Led by sleep clinician-researchers from the Woolcock Institute of Medical Research, the SleepFix® mobile application was developed for consumers with poor sleep. The software delivers brief-behavioural therapy targeting insomnia and insomnia-like problems, and is fully integrated with a wearable device (optional).
Algorithm developed to measure and predict alertness state, based on measures captured by ocular monitoring devices, for the purposes of determining fitness-to-drive or performing work duties. The algorithm is based on eye movements that can measure impairment before, during, and after driving. Initial prototype development and validation has commenced for an ambulatory driver operator eye-tracking device for roadside (fatigue management) assessment.
Monash University &The University of Sydney led the development of an individual shift work management tool on the back of extensive user testing and sleep-wake management model development. The tool provides personalised and adaptive sleep health advice and feedback for individuals with variable sleep times imposed by shift work, and is based on a sleep-wake management algorithm that draws on biomathematical modelling to provide adaptive recommendations for individual users (sleep/wake times, countermeasure usage, light exposure and avoidance).
A biological marker of sleep loss, whether that be a blood, saliva or breath, was the overarching goal of this biomarker discovery program. Our vision is to develop a biological test for sleep loss, akin to a breathalyser for fatigue to be deployed across occupational settings, including road safety.
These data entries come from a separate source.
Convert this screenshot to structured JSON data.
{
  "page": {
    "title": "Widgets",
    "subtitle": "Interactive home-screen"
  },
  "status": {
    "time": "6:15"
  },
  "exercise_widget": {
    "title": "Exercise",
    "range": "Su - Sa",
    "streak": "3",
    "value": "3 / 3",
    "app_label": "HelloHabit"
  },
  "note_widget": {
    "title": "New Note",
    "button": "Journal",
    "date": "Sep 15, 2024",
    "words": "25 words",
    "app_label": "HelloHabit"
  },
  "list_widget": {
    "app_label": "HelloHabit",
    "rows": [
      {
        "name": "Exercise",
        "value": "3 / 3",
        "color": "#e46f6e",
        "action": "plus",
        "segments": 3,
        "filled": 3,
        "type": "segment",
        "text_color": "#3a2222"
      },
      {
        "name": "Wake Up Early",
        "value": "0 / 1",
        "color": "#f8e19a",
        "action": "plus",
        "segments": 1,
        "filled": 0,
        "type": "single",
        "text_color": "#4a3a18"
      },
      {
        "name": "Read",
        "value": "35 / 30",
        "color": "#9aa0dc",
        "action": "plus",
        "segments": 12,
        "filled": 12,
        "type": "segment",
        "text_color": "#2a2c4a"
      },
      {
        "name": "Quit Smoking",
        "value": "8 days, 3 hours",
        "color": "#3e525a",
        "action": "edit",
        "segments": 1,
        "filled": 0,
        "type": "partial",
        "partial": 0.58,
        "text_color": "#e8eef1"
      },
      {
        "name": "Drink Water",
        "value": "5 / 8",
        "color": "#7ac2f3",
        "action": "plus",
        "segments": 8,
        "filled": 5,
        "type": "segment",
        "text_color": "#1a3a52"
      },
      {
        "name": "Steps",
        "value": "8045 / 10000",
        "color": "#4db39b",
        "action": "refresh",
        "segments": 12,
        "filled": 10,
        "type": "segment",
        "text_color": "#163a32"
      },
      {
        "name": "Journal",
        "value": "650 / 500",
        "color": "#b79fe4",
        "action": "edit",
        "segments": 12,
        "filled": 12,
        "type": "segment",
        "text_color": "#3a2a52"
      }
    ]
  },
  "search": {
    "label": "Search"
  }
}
The Metabolomics Biomarker Program was developed to determine if blood-based metabolites could detect how long an individual had been awake, and their associated alertness state. Led by Monash University, in collaboration with Metabolomics Australia, the world’s first blood-based marker for sleep loss was developed. This biomarker had an extremely high accuracy for detecting sleep loss (>99%).
The two-year study evaluated alertness monitoring technology and the impacts of work shifts on driver alertness. It analysed shift start time, the number of consecutive shifts, shift length, shift rotation, rest breaks and their likely impact on driver drowsiness and fatigue. The research involved a study of more than 300 heavy vehicle driver shifts both in-vehicle and in a laboratory, as well as 150,000 samples of retrospective data, and was undertaken in collaboration with the Australian Government, Transport for NSW, Austin Health, Monash University, the Institute for Breathing and Sleep and the heavy vehicle industry.
It was found that slow eye and eyelid movements, longer blink duration and prolonged eye closure are reliable predictors of drowsiness and fatigue. It also confirmed the scientific link between alertness and drowsiness patterns associated with specific work shifts for heavy vehicle driving.